Prime Minister Benjamin Netanyahu asked Zambia to host an Africa-Israel summit that was originally scheduled for Togo in September, Zambian President Edgar Chagwa Lungu said Friday night.
Zambia’s Lusakatimes website reported that Lungu, who met Netanyahu last week at the re-inauguration ceremonies for Kenyan President Uhuru Kenyatta in Nairobi, told the Zambian state-owned television station, “For whatever reason we have been given the mandate to host this summit which will bring its own benefits to Zambia.”
He said that one of the reasons he went to Kenyatta’s swearing-in ceremony was because Netanyahu wanted to meet him, and – according to the Lusakatimes – “it was during his bilateral engagement with PM Netanyahu that the Israeli PM revealed his desire to see Zambia host the summit instead of Togo as it was earlier planned.” PM Netanyahu Meets President of Zambia Edgar Chagwa Lungu, February 28, 2017. (YouTube/IsraeliPM)
A long-planned summit in Togo last September that was expected to draw the leaders of between 20 to 25 African states to meet with Netanyahu was scuttled at the last minute because of domestic problems in that west African state.
In the meantime there were discussions in Jerusalem about holding a similar summit here instead.
The Foreign Ministry did not confirm on Sunday that a summit would be held in Zambia, with a spokesman saying only that the ministry was “looking into” Lungu’s comments.

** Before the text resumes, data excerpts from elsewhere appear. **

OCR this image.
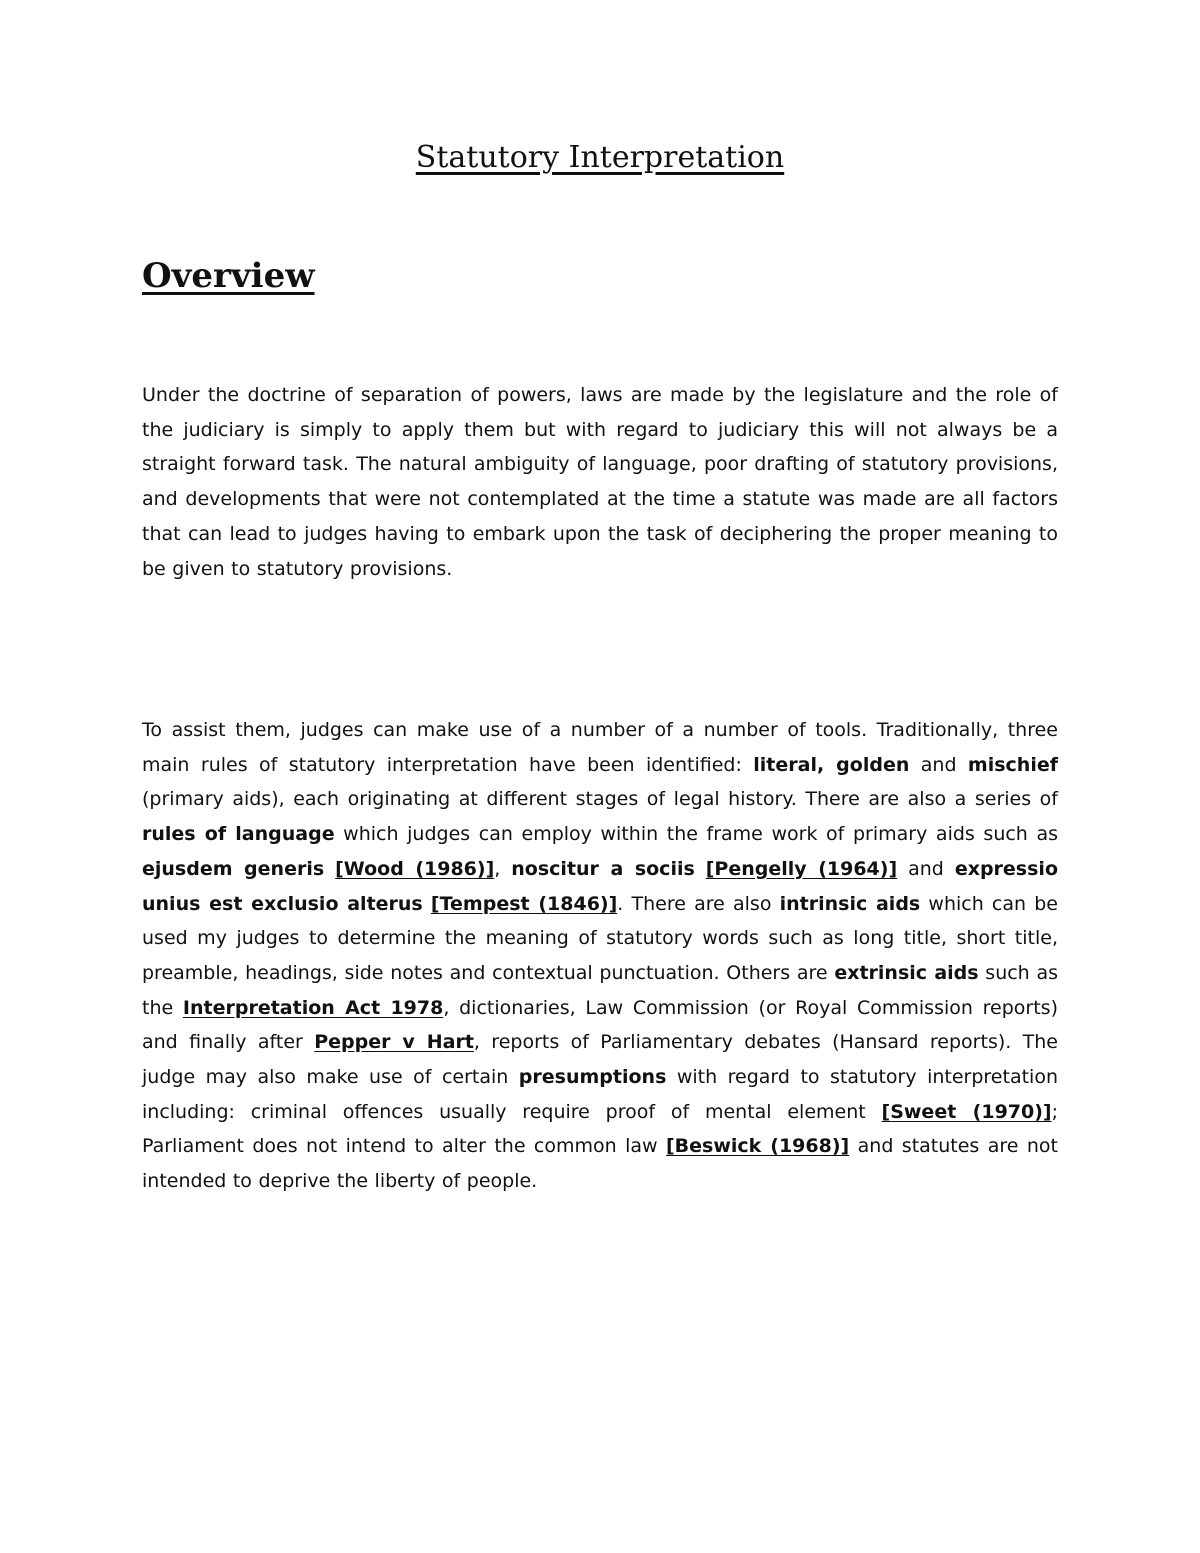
Statutory Interpretation
Overview

Under the doctrine of separation of powers, laws are made by the legislature and the role of the judiciary is simply to apply them but with regard to judiciary this will not always be a straight forward task. The natural ambiguity of language, poor drafting of statutory provisions, and developments that were not contemplated at the time a statute was made are all factors that can lead to judges having to embark upon the task of deciphering the proper meaning to be given to statutory provisions.

To assist them, judges can make use of a number of a number of tools. Traditionally, three main rules of statutory interpretation have been identified: literal, golden and mischief (primary aids), each originating at different stages of legal history. There are also a series of rules of language which judges can employ within the frame work of primary aids such as ejusdem generis [Wood (1986)], noscitur a sociis [Pengelly (1964)] and expressio unius est exclusio alterus [Tempest (1846)]. There are also intrinsic aids which can be used my judges to determine the meaning of statutory words such as long title, short title, preamble, headings, side notes and contextual punctuation. Others are extrinsic aids such as the Interpretation Act 1978, dictionaries, Law Commission (or Royal Commission reports) and finally after Pepper v Hart, reports of Parliamentary debates (Hansard reports). The judge may also make use of certain presumptions with regard to statutory interpretation including: criminal offences usually require proof of mental element [Sweet (1970)]; Parliament does not intend to alter the common law [Beswick (1968)] and statutes are not intended to deprive the liberty of people.
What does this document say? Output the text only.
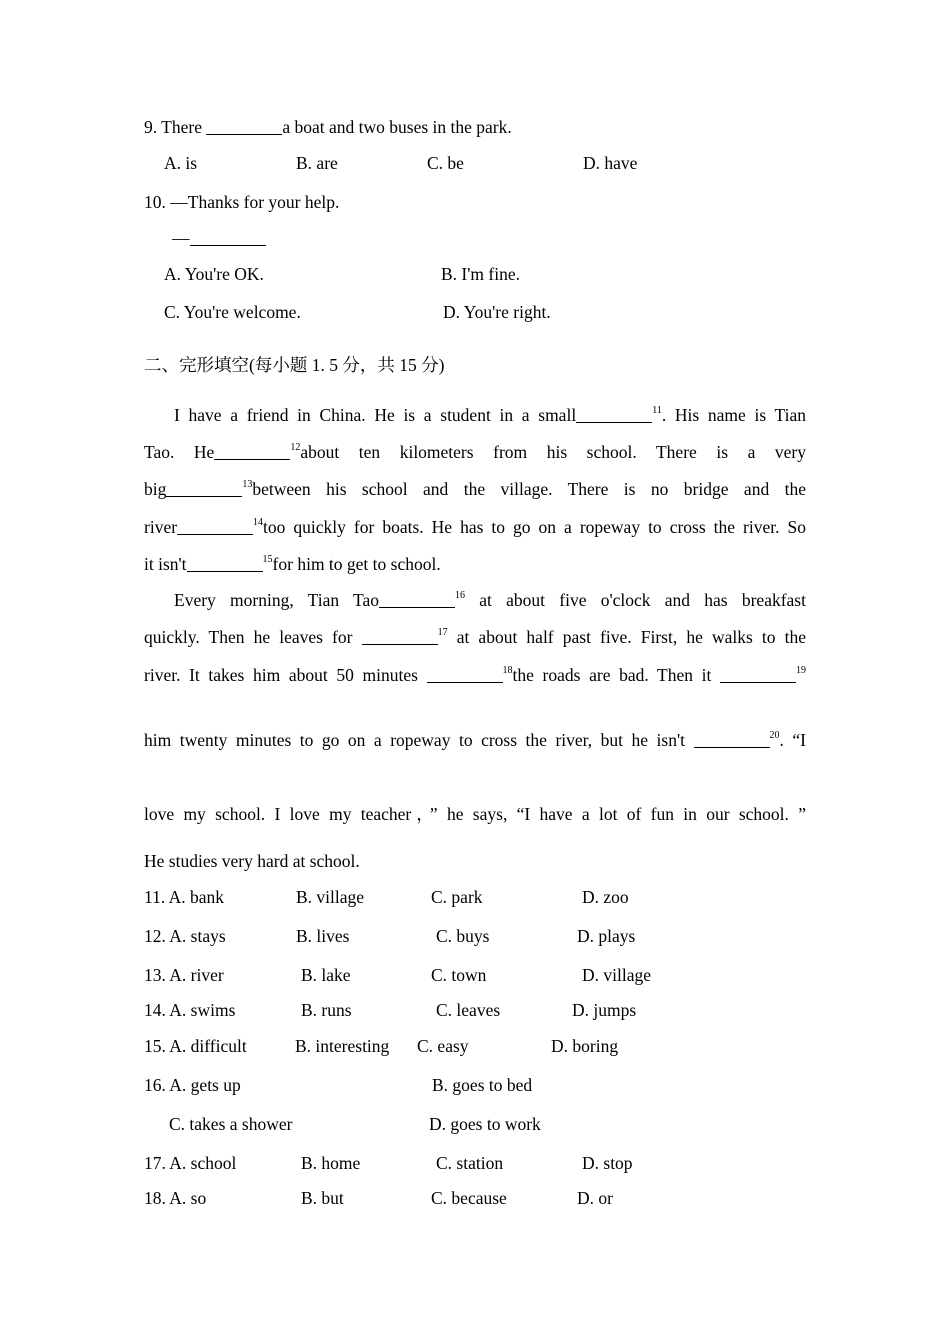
9. There	a boat and two buses in the park.
A. is	B. are	C. be	D. have
10. —Thanks for your help.
—
A. You're OK.	B. I'm fine.
C. You're welcome.	D. You're right.
二、完形填空(每小题 1. 5 分，共 15 分)
I have a friend in China. He is a student in a small	$^{11}$. His name is Tian
Tao. He	$^{12}$about ten kilometers from his school. There is a very
big	$^{13}$between his school and the village. There is no bridge and the
river	$^{14}$too quickly for boats. He has to go on a ropeway to cross the river. So
it isn't	$^{15}$for him to get to school.
Every morning, Tian Tao	$^{16}$ at about five o'clock and has breakfast
quickly. Then he leaves for	$^{17}$ at about half past five. First, he walks to the
river. It takes him about 50 minutes	$^{18}$the roads are bad. Then it	$^{19}$
him twenty minutes to go on a ropeway to cross the river, but he isn't	$^{20}$. “I
love my school. I love my teacher，” he says, “I have a lot of fun in our school. ”
He studies very hard at school.
11. A. bank	B. village	C. park	D. zoo
12. A. stays	B. lives	C. buys	D. plays
13. A. river	B. lake	C. town	D. village
14. A. swims	B. runs	C. leaves	D. jumps
15. A. difficult	B. interesting C. easy	D. boring
16. A. gets up	B. goes to bed
C. takes a shower	D. goes to work
17. A. school	B. home	C. station	D. stop
18. A. so	B. but	C. because	D. or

Lungu visited Israel in February, along with a large delegation of government ministers. After that visit he said to the Zambian media that Zambia stands to reap substantial benefits from the visit.
“Israel is a pacesetter in survival instinct, because it has a desert; but they have a thriving education, agriculture and information and communication technology sectors and we can explore and learn from them. A lot of benefits are expected out of this trip,” he said.
Zambia is one of the few African countries with a military attache in Israel. It opened an embassy here in 2015. Israel does not have an embassy in Zambia.
Netanyahu said after meeting Lungu that Israel hopes to “deepen its cooperation with the country, which I think is important for both our countries and both our peoples. I know that you’re opening a Jewish history museum in Zambia and soon a synagogue in the capital city. I hope one day I have the opportunity to visit those institutions and to visit Zambia.”
At its peak, some 1,000 Jews lived in Zambia, though that number has dwindled to only about 30 today. There are three Jewish cemeteries in the country.